Das von Renan erträumte Ziel ist demnach, die Träger der Entwicklung, die Culturträger mit den entscheidenden Machtmitteln auszustatten, sie aufs neue zu einer Art von Zauberern zu machen. In ihren Händen allein würde die Macht nicht odios, sondern wohlthätig sein. Sie würden als die menschgewordene Vernunft erscheinen, als eine wahrhaft unfehlbare päpstliche Macht. Mit den Schreckmitteln, welche die moderne Wissenschaft in ihre Hand legte, würden sie einen Terrorismus der Vernunft einführen.

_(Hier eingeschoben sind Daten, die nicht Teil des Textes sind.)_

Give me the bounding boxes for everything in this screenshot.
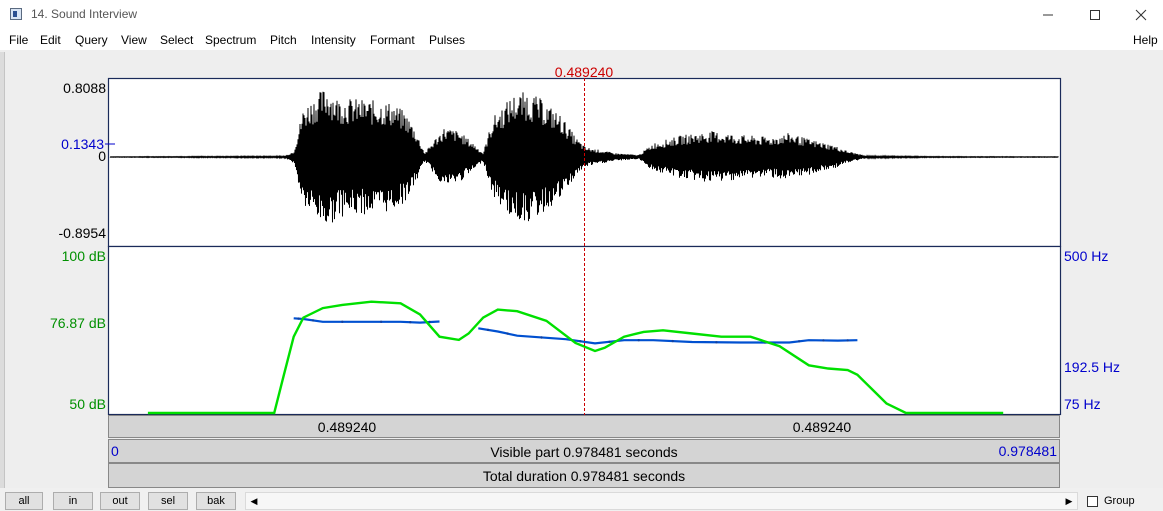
zoom-in-button[interactable]: in — [53, 492, 93, 510]
visible-part-bar[interactable]: 0 Visible part 0.978481 seconds 0.978481 — [108, 439, 1060, 463]
menu-pulses[interactable]: Pulses — [429, 33, 466, 47]
menu-formant[interactable]: Formant — [370, 33, 415, 47]
zoom-sel-button[interactable]: sel — [148, 492, 188, 510]
menu-spectrum[interactable]: Spectrum — [205, 33, 257, 47]
left-segment[interactable]: 0.489240 — [317, 419, 377, 435]
zoom-all-button[interactable]: all — [5, 492, 43, 510]
scroll-right-icon[interactable]: ▶ — [1065, 496, 1073, 506]
total-duration-label: Total duration 0.978481 seconds — [482, 468, 686, 484]
pitch-top-label: 500 Hz — [1064, 248, 1108, 264]
sound-display[interactable]: 0.489240 0.8088 0.1343 0 -0.8954 100 dB … — [0, 50, 1163, 488]
pitch-mid-label: 192.5 Hz — [1064, 359, 1120, 375]
menu-help[interactable]: Help — [1133, 33, 1158, 47]
total-duration-bar[interactable]: Total duration 0.978481 seconds — [108, 463, 1060, 488]
waveform-ymarker-label: 0.1343 — [61, 136, 104, 152]
close-button[interactable] — [1118, 0, 1163, 30]
zoom-back-button[interactable]: bak — [196, 492, 236, 510]
pitch-point — [379, 320, 383, 323]
menu-query[interactable]: Query — [75, 33, 108, 47]
menu-edit[interactable]: Edit — [40, 33, 61, 47]
pitch-point — [822, 339, 825, 342]
group-checkbox[interactable] — [1087, 496, 1098, 507]
waveform-ymin-label: -0.8954 — [59, 225, 107, 241]
visible-part-label: Visible part 0.978481 seconds — [490, 444, 678, 460]
waveform-zero-label: 0 — [98, 148, 106, 164]
pitch-point — [341, 320, 344, 323]
segment-bar: 0.489240 0.489240 — [108, 415, 1060, 438]
pitch-segment — [478, 327, 858, 345]
pitch-point — [540, 336, 543, 339]
right-segment[interactable]: 0.489240 — [792, 419, 852, 435]
pitch-point — [311, 319, 315, 322]
intensity-top-label: 100 dB — [62, 248, 106, 264]
waveform-ymax-label: 0.8088 — [63, 80, 106, 96]
intensity-contour — [147, 300, 1004, 415]
praat-app-icon — [10, 8, 22, 20]
pitch-point — [637, 339, 640, 342]
group-label: Group — [1104, 495, 1135, 507]
pitch-point — [608, 340, 611, 343]
menu-select[interactable]: Select — [160, 33, 194, 47]
pitch-point — [486, 328, 490, 332]
left-edge-strip — [0, 52, 5, 488]
intensity-mid-label: 76.87 dB — [50, 315, 106, 331]
pitch-point — [671, 339, 674, 343]
intensity-bottom-label: 50 dB — [69, 396, 106, 412]
menu-pitch[interactable]: Pitch — [270, 33, 297, 47]
horizontal-scrollbar[interactable]: ◀ ▶ — [245, 492, 1078, 510]
menu-intensity[interactable]: Intensity — [311, 33, 356, 47]
pitch-point — [506, 332, 509, 335]
scroll-left-icon[interactable]: ◀ — [250, 496, 258, 506]
pitch-point — [579, 340, 582, 343]
menu-bar: File Edit Query View Select Spectrum Pit… — [0, 30, 1163, 50]
title-bar: 14. Sound Interview — [0, 0, 1163, 30]
pitch-point — [715, 341, 718, 344]
visible-start-label: 0 — [111, 443, 119, 459]
pitch-bottom-label: 75 Hz — [1064, 396, 1101, 412]
window-title: 14. Sound Interview — [31, 7, 138, 21]
menu-file[interactable]: File — [9, 33, 29, 47]
close-icon — [1135, 9, 1147, 21]
visible-end-label: 0.978481 — [998, 443, 1057, 459]
maximize-icon — [1090, 10, 1100, 21]
pitch-point — [409, 321, 412, 324]
pitch-point — [297, 317, 300, 320]
pitch-point — [797, 340, 801, 343]
cursor-time-label: 0.489240 — [555, 64, 614, 80]
pitch-point — [846, 339, 849, 342]
minimize-button[interactable] — [1025, 0, 1071, 30]
zoom-out-button[interactable]: out — [100, 492, 140, 510]
maximize-button[interactable] — [1072, 0, 1118, 30]
menu-view[interactable]: View — [121, 33, 147, 47]
minimize-icon — [1043, 14, 1053, 16]
pitch-point — [428, 320, 431, 324]
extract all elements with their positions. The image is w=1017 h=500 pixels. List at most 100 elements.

Wir erleben in unseren Tagen, wo wir das Dynamit in den Händen der zerstörenden und die Millionenheere mit den verfeinerten Mordwerkzeugen in der Gewalt der reactionären Elemente sehen, eine Schreckensherrschaft der Brutalität. Renan stellt sich nun vor, dass der Bund aller der höchsten und reinsten Begabungen unwiderstehlich sein würde, weil er über die Existenz des Planeten selbst geböte. Er übersieht merkwürdigerweise, dass selbst wenn dies nicht eine blosse Phantasie wäre, sich die Drohung mit der Vernichtung des Planeten aus dem Grunde als unbrauchbar erwiese, weil sie den Widersetzigen gegenüber sich nicht stückweise ausführen liesse.
Zur selben Zeit, als Eduard v. Hartmann den Traum einer freiwilligen Selbstvernichtung der Menschheit auf ähnliche Art durch einen Beschluss der höchststehenden Menschen träumte, hat Renan von dieser Drohung als Mittel in der Hand der höchststehenden Wesen geträumt. Wesen müssen sie genannt werden, nicht Menschen; denn sie sind es, die später bei Nietzsche mit dem Namen Uebermenschen belegt werden.
Ist nur einmal der Begriff der Entwicklung gesichert, wird, nach Renan's Meinung, wie die Menschheit aus der Thierheit hervorging, das Göttliche aus dem Menschlichen hervorgehen können. Wesen werden entstehen können, welche die Menschen so gebrauchen, wie jetzt wir die Thiere.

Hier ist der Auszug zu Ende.